Reshma Saujani is the founder and CEO of Girls Who Code. In 2010, Saujani became the first Indian American woman to run for U.S. Congress, while visiting local schools during the election race she saw the gender gap in computing classes firsthand. This led her to start Girls Who Code with the mission to close the gender gap in technology. Her organization offers learning opportunities to students to deepen computer science skills, build confidence, create a pathway from middle and high school into the computing workforce, and foster a sisterhood of peers and mentors on the path to success. According to their website, in 1995, 37% of computer scientists were women. Today, it’s only 24%. If we do nothing, in ten years the number of women in computing will decrease to just 22%.
Girls Who code has served 90,000 girls to date in all 50 states, 83.5 percent of those have been girls in middle and high school. According to their website, Girls Who Code alumni who have already declared their majors are choosing studies in Computer Science or related fields at a rate 15 times the national average.
Vanessa Hurst and Sara Chipps
Vanessa Hurst and Sarah Chipps co-founded Girl Develop It, a nonprofit organization that provides programs for women interested in learning web and software development. Their goal is to create a network of empowered women of all races, education levels, income, and skillsets who learn software development and coding to foster communities that help improve careers and confidence in everyday life. Hurst and Chipps founded Girl Develop It in 2010 with one class and it has since grown throughout 60 cities and over 30 states.

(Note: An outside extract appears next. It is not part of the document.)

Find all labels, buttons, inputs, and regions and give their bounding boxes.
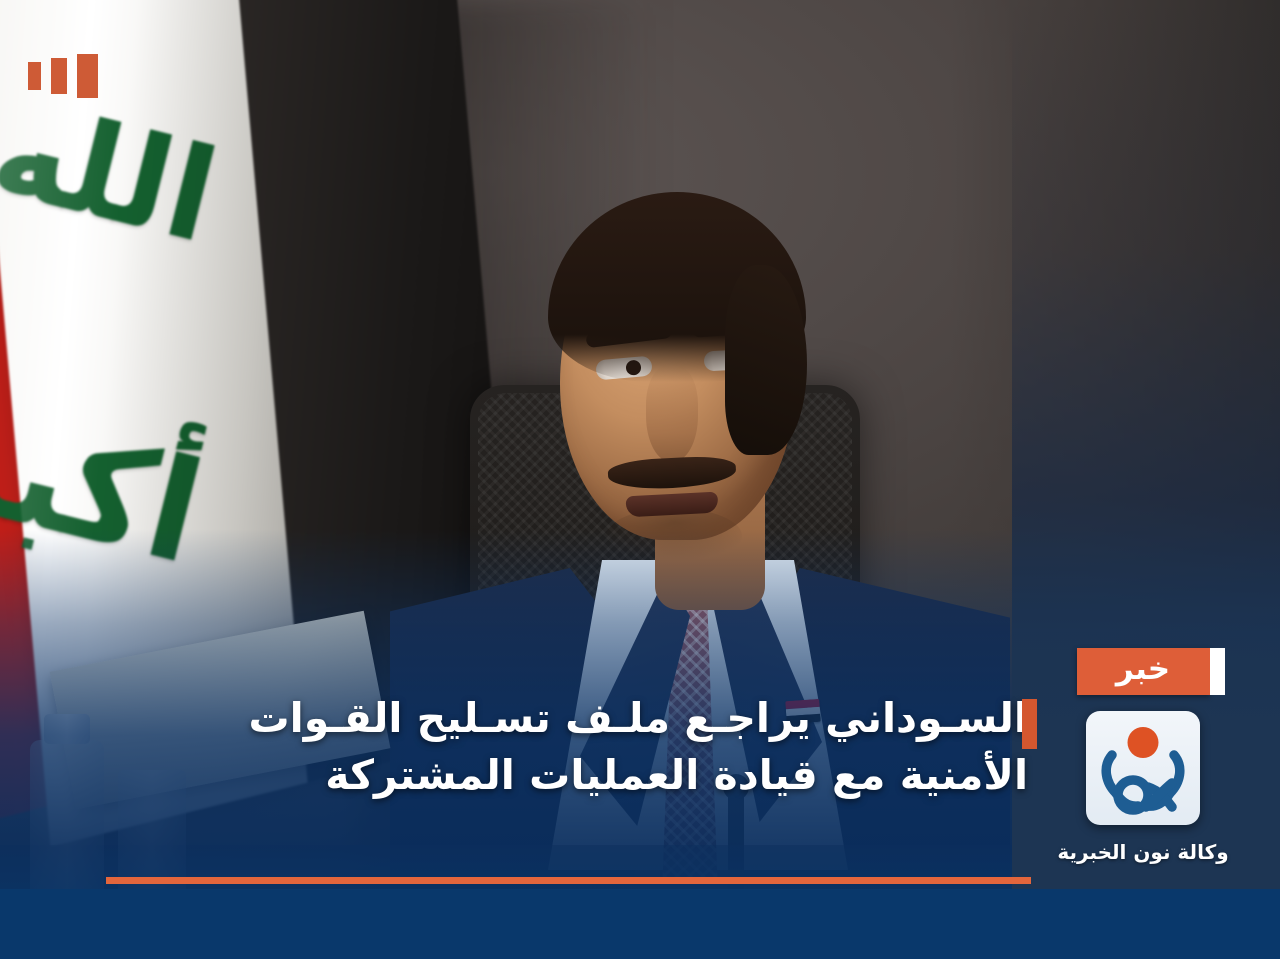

Today, we celebrate every woman who has steadfastly challenged bias in the pursuit of what sets their soul on fire. Because of these powerful women, the glass ceiling is beginning to disappear. The world is pushing for more women to take the lead. It’s inviting them, making space, and giving them a seat at the table. Data can and is solving some of the world’s toughest problems, equipping students with science, technology, engineering, and math (STEM) skills is the key to competitiveness in the global marketplace. Providing mentorship and educational opportunities for people of all ages, races, and backgrounds is crucial to bridge the gap and pave a way for more women in technology and innovation.